The problem is proper feedback to a user. If the kernel supports an
action but the action is not enabled the user should get some message to
that fact. Doing nothing and exiting 0 is just wrong.
So, lets say the filter found 123456 sockets matching the filter, and
12345 could be killed
What would be exit status of ss command ?
Again, I could care less if the exit status is 0 if the user is given "A
request failed b/c operations is not supported" message. That is feedback.
In this case, there is no black/white answer.
It looks like you have specific needs, you should probably add an option
to ss to have a specific behavior.
But saying current behavior is 'wrong' is subjective.

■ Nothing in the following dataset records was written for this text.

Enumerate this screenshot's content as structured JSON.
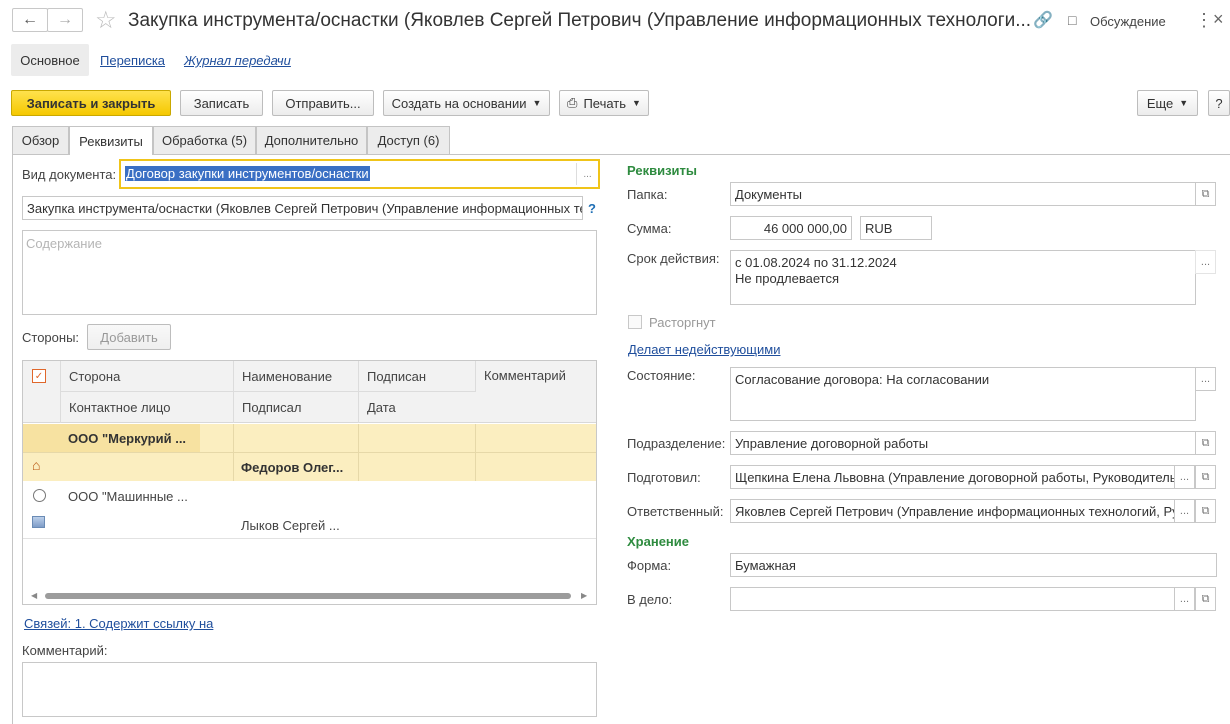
{
  "window": {
    "title": "Закупка инструмента/оснастки (Яковлев Сергей Петрович (Управление информационных технологи...",
    "discussion_label": "Обсуждение"
  },
  "top_nav": {
    "main": "Основное",
    "correspondence": "Переписка",
    "transfer_log": "Журнал передачи"
  },
  "toolbar": {
    "save_close": "Записать и закрыть",
    "save": "Записать",
    "send": "Отправить...",
    "create_based": "Создать на основании",
    "print": "Печать",
    "more": "Еще",
    "help": "?"
  },
  "tabs": [
    "Обзор",
    "Реквизиты",
    "Обработка (5)",
    "Дополнительно",
    "Доступ (6)"
  ],
  "left": {
    "doc_type_label": "Вид документа:",
    "doc_type_value": "Договор закупки инструментов/оснастки",
    "subject_value": "Закупка инструмента/оснастки (Яковлев Сергей Петрович (Управление информационных тех",
    "help_mark": "?",
    "content_placeholder": "Содержание",
    "parties_label": "Стороны:",
    "add_button": "Добавить",
    "table": {
      "headers_row1": [
        "Сторона",
        "Наименование",
        "Подписан",
        "Комментарий"
      ],
      "headers_row2": [
        "Контактное лицо",
        "Подписал",
        "Дата"
      ],
      "rows": [
        {
          "party": "ООО \"Меркурий ...",
          "signer": ""
        },
        {
          "party": "",
          "signer": "Федоров Олег..."
        },
        {
          "party": "ООО \"Машинные ...",
          "signer": ""
        },
        {
          "party": "",
          "signer": "Лыков Сергей ..."
        }
      ]
    },
    "links_text": "Связей: 1. Содержит ссылку на",
    "comment_label": "Комментарий:"
  },
  "right": {
    "requisites_title": "Реквизиты",
    "folder_label": "Папка:",
    "folder_value": "Документы",
    "sum_label": "Сумма:",
    "sum_value": "46 000 000,00",
    "currency_value": "RUB",
    "validity_label": "Срок действия:",
    "validity_line1": "с 01.08.2024 по 31.12.2024",
    "validity_line2": "Не продлевается",
    "terminated_label": "Расторгнут",
    "invalidates_link": "Делает недействующими",
    "state_label": "Состояние:",
    "state_value": "Согласование договора: На согласовании",
    "department_label": "Подразделение:",
    "department_value": "Управление договорной работы",
    "prepared_label": "Подготовил:",
    "prepared_value": "Щепкина Елена Львовна (Управление договорной работы, Руководитель",
    "responsible_label": "Ответственный:",
    "responsible_value": "Яковлев Сергей Петрович (Управление информационных технологий, Ру",
    "storage_title": "Хранение",
    "form_label": "Форма:",
    "form_value": "Бумажная",
    "case_label": "В дело:",
    "case_value": ""
  }
}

You think it is ok to send a request to the kernel, the kernel says "I
can't do it" and the command says nothing to the user? That is current
behavior. How on Earth is that acceptable?
I believe my last proposal is that that user gets a single "I could not
do what you asked" message and nice little summary:
N sockets closed
M sockets failed
If M = total number of sockets then perhaps there is a bigger problem --
like a config option is not enabled.